Adélio
Sarro
As transparências
da cor
Muito trabalho e
muito talento são os dois fatores fundamentais que levaram o
artista plástico ao sucesso. Com mais de 150 exposições
nacionais e internacionais no currículo e mais de 2.500 obras,
este filho de agricultores foi carpinteiro, marceneiro, cortador
de mármore e desenhista de cartazes de propaganda antes de
conseguir ganhar a vida apenas como pintor e escultor.
As
imagens de Sarro apresentam trabalhadores rurais, mulatas, famílias
e grupos de crianças, a maioria de mãos fortes e pés descalços.
Seu trabalho com as tintas caracteriza-se pelas transparências
e tons suaves harmoniosos, enquanto suas esculturas fascinam
pela grandiosidade.
Adélio
Sarro nasceu em 7 de setembro de 1950, em Andradina, interior do
Estado de São Paulo, onde o avô materno tinha uma pequena
fazenda, num local chamado Córrego da Abelha. Seu berço foi um
caixote de cebola adaptado com pés de madeira – o que mostra
bem como a sua vida foi marcada pela pobreza e por dificuldades
de todo tipo.
Filho
de José e Natalina, ambos agricultores, respectivamente de
origens italiana e portuguesa, sem nenhuma experiência com
artes plásticas, o menino Adélio foi criado embaixo de pés de
café. Seus melhores companheiros, já na infância, eram pedaços
de papel de embrulhar pão, nos quais desenhava com qualquer
tipo de lápis que encontrava.
Natalina
recorda que, naqueles anos, era difícil comprar alimento para a
família e que ela só tinha dois vestidos: um que ficava no
corpo e outro no varal. Mesmo com dificuldades, o menino foi
crescendo e, aos quatro anos, subiu num caixote de madeira para
olhar com curiosidade a imagem de um Sagrado Coração de Jesus
impresso num calendário. Logo em seguida, fez a reprodução. A
mãe mostrou o desenho a um padre, que, impressionado, disse:
“Esse menino será artista”.
O
religioso não se enganou, mas a trajetória de Adélio não foi
simples.

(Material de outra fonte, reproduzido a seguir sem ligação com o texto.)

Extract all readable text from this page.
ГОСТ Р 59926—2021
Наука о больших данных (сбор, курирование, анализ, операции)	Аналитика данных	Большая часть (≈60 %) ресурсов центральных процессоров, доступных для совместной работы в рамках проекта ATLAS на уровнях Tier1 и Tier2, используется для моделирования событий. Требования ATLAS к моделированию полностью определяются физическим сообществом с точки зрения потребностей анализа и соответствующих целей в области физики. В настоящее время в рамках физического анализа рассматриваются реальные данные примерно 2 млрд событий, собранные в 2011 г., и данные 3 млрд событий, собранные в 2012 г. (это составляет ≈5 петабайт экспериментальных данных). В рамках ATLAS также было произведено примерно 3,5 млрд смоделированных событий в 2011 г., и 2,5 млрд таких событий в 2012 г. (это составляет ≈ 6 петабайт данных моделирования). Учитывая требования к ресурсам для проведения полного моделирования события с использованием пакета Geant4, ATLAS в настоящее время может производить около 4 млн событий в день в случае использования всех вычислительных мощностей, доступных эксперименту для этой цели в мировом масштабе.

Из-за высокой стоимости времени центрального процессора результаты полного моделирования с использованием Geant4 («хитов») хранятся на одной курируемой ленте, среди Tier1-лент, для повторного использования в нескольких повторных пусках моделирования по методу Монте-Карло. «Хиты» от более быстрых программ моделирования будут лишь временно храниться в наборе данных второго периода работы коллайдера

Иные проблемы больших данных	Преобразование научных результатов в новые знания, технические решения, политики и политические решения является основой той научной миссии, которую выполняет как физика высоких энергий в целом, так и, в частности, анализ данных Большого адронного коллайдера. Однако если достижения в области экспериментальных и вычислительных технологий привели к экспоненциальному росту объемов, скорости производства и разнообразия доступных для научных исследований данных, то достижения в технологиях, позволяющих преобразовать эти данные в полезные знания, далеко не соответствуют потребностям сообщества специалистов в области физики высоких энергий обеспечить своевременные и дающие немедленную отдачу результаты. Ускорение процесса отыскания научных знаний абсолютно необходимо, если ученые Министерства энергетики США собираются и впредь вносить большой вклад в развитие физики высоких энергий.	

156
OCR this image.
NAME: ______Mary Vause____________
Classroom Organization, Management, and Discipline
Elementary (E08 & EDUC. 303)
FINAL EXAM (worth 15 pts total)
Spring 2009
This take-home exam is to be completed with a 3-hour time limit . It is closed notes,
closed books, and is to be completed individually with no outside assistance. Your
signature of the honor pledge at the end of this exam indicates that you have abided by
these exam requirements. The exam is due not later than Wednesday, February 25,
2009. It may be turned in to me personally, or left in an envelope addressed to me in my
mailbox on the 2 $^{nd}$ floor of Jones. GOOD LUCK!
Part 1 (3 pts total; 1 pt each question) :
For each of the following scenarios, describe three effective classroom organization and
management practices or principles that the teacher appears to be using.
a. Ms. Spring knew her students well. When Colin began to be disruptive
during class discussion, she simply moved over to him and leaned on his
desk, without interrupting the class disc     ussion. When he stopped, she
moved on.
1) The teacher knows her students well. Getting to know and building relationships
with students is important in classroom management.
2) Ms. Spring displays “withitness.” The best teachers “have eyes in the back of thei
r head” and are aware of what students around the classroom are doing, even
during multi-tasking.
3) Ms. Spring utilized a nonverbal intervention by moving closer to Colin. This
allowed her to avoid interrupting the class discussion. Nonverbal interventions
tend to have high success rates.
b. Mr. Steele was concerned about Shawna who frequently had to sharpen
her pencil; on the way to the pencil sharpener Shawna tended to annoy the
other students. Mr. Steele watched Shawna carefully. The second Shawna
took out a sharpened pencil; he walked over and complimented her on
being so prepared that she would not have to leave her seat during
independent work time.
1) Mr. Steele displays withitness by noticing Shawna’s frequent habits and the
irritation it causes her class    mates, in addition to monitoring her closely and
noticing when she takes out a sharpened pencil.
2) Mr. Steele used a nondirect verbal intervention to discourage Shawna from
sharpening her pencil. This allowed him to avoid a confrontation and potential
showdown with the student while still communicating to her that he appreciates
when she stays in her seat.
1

Os primeiros anos de vida foram de muito trabalho na roça,
acordando muito cedo para ajudar os pais. Nada indicava que um
dia ele poderia concretizar as palavras do sacerdote e viver de
sua atividade como artista plástico.
Em
busca de maiores oportunidades de trabalho, a família de Sarro,
em 1958, quando ele tinha oito anos, vendeu o sítio que tinha e
se mudou para Britânia, no interior de Goiás. A viagem foi
inesquecível. A jornada durou 13 dias sobre um velho caminhão,
passando por uma região quase inexplorada.
Quando
chegaram na região, não havia nada: apenas mata e descendente
de índios. A única alternativa foi retornar para o Estado de São
Paulo. A família se estabeleceu então em Auriflama, perto de São
José do Rio Preto, numa fazenda chamada Barraca. Ali, Adélio
continuou trabalhando na roça com os pais, em plantações de
café e arroz. Morava numa casa feita de barro coberta de sapé
e acompanhava o pai, quando ele ia pescar peixe para eles terem
algum tipo de carne nas refeições.
Sem
alternativas, a família foi para Dracena, para um sítio de
Pedro Sarro, avô paterno do artista. O trabalho no campo
continuava e o sonho de ser pintor alimentado pelo elogio do
padre parecia cada vez mais distante. Mas a vontade de desenhar
continuava viva e Adélio fez um retrato de Pedro, infelizmente
perdido, que impressionou a todos.
O
pai (1927-1993) começou a trabalhar como pedreiro, na construção
civil, e Sarro, para ajudar, vendia papel e cacos de vidro que
catava na rua e nos lixões. Conseguia assim restos de tinta e
de panos para pintar suas primeiras obras, paisagens do
interior. Em Dracena, havia uma vidraçaria que expunha, na
vitrine, alguns quadros de artistas, com os quais, anos mais
tarde, Sarro viria a expor na Praça da República, em São
Paulo, SP.
As
dificuldades financeiras continuavam. A família enfrentou
momentos difíceis, com o falecimento de um irmão de Adélio,
no nascimento, e um acidente do pai, que caiu do telhado
de uma casa em que trabalhava. Para completar o orçamento doméstico,
a mãe precisava lavar roupa para fora e o próprio Adélio começou
a utilizar a sua habilidade no desenho para fazer cartazes para
lojas na cidade.
Aos 14 anos, em
1964, Sarro decide se tornar religioso. Muda então para a
cidade de Piracicaba, onde estuda no Seminário Seráphico São
Fidélis, local onde já estudava um primo.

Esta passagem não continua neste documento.